Pokrovsky spoke. ‘Siberians? Very courageous.’ He stroked one crumpled cheek. ‘But don’t forget the glorious example given by the Muscovites. And by Comrade Stalin. Did you read his speech on November 7th last year?’ Pokrovsky looked quizzically at Yury.
Yury tried to remember some dashing phrase from the speech on the 24th anniversary of the Revolution. It had certainly been a stirring address.
Pokrovsky said: ‘I was in Red Square when he spoke. What a setting. Troops massed in front of the Kremlin, German and Russian guns rumbling forty miles away and Stalin, The Boss, inspired.’
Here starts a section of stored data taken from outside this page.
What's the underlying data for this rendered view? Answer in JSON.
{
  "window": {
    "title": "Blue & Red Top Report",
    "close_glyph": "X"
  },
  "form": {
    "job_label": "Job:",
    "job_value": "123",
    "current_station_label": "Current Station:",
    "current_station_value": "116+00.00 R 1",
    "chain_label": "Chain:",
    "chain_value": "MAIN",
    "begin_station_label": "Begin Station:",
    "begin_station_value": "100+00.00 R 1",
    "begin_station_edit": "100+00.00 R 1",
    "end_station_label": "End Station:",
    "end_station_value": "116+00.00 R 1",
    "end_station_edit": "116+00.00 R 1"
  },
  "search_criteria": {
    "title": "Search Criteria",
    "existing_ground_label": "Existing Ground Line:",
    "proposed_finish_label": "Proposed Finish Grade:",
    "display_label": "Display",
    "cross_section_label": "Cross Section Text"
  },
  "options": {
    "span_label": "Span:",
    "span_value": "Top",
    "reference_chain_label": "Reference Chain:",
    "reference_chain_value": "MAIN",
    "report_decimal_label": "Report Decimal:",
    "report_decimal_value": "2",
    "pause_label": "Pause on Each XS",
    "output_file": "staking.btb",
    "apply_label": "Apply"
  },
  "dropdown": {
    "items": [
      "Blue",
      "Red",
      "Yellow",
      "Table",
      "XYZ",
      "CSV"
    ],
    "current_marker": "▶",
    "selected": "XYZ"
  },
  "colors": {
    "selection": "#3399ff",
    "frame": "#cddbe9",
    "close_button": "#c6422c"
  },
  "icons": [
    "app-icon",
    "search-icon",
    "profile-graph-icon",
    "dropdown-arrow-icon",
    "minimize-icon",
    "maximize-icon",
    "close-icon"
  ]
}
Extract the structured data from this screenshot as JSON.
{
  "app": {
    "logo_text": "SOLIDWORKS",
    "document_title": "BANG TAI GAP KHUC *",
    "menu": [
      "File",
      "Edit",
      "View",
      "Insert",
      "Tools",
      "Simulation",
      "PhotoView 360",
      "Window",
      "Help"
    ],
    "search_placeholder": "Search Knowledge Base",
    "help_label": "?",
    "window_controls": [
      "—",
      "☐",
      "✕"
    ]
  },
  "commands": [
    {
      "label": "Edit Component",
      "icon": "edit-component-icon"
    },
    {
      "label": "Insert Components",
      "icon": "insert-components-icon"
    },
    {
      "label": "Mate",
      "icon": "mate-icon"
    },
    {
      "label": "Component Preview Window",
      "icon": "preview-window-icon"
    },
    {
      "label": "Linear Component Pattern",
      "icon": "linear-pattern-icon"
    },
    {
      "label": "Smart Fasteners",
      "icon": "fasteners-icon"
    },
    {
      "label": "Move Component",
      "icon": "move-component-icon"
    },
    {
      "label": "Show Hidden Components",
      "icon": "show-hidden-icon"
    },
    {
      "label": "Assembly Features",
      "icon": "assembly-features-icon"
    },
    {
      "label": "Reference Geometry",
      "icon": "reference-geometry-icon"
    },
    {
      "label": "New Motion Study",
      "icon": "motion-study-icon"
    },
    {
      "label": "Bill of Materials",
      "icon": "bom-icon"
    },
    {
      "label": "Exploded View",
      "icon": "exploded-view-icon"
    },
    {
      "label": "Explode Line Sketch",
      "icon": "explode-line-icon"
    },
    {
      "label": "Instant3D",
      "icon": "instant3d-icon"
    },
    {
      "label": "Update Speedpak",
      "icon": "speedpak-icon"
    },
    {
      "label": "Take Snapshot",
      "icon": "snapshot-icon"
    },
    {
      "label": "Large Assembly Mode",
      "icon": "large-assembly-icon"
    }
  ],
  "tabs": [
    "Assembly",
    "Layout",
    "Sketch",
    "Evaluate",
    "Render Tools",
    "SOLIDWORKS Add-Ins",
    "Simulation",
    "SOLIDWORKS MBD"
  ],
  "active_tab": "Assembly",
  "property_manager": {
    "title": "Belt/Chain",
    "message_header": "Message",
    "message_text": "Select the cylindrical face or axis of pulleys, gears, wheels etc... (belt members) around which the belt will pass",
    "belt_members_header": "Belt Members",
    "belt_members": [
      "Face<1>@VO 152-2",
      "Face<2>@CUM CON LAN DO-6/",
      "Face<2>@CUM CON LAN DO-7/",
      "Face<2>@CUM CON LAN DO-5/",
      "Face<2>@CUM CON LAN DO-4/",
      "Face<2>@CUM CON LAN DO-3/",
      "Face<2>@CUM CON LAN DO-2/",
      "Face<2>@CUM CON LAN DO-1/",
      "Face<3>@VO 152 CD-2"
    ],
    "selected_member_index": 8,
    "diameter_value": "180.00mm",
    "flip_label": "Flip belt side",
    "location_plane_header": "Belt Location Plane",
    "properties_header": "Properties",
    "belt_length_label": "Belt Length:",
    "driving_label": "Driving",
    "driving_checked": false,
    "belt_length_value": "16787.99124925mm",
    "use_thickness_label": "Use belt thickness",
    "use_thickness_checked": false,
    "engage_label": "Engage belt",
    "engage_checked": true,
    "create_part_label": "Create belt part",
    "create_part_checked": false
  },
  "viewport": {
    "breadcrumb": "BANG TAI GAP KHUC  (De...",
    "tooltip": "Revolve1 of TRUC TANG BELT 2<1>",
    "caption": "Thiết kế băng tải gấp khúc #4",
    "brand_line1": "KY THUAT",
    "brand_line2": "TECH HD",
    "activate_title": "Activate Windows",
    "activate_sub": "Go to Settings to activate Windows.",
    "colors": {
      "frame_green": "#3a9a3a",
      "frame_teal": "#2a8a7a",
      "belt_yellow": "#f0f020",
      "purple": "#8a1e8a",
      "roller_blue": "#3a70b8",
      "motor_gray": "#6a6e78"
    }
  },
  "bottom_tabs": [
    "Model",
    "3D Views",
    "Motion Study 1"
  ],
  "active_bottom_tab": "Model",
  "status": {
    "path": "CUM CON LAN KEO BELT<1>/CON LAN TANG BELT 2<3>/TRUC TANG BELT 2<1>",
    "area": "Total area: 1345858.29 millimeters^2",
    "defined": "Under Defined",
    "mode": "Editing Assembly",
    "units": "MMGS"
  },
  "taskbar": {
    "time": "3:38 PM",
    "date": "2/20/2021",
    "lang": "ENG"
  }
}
His voice was curiously flat for such an evocation. Then he began to quote. ‘“Comrades, Red Army and Red Navy men, officers and political workers, men and women partisans! The whole world is looking upon you as the power capable of destroying the German robber hordes! The enslaved peoples of Europe are looking upon you as their liberators … Be worthy of this great mission.’”
Yury imagined the little man with the bushy moustache standing on Lenin’s tomb. Heard his Georgian accents on a breeze stealing through the Urals.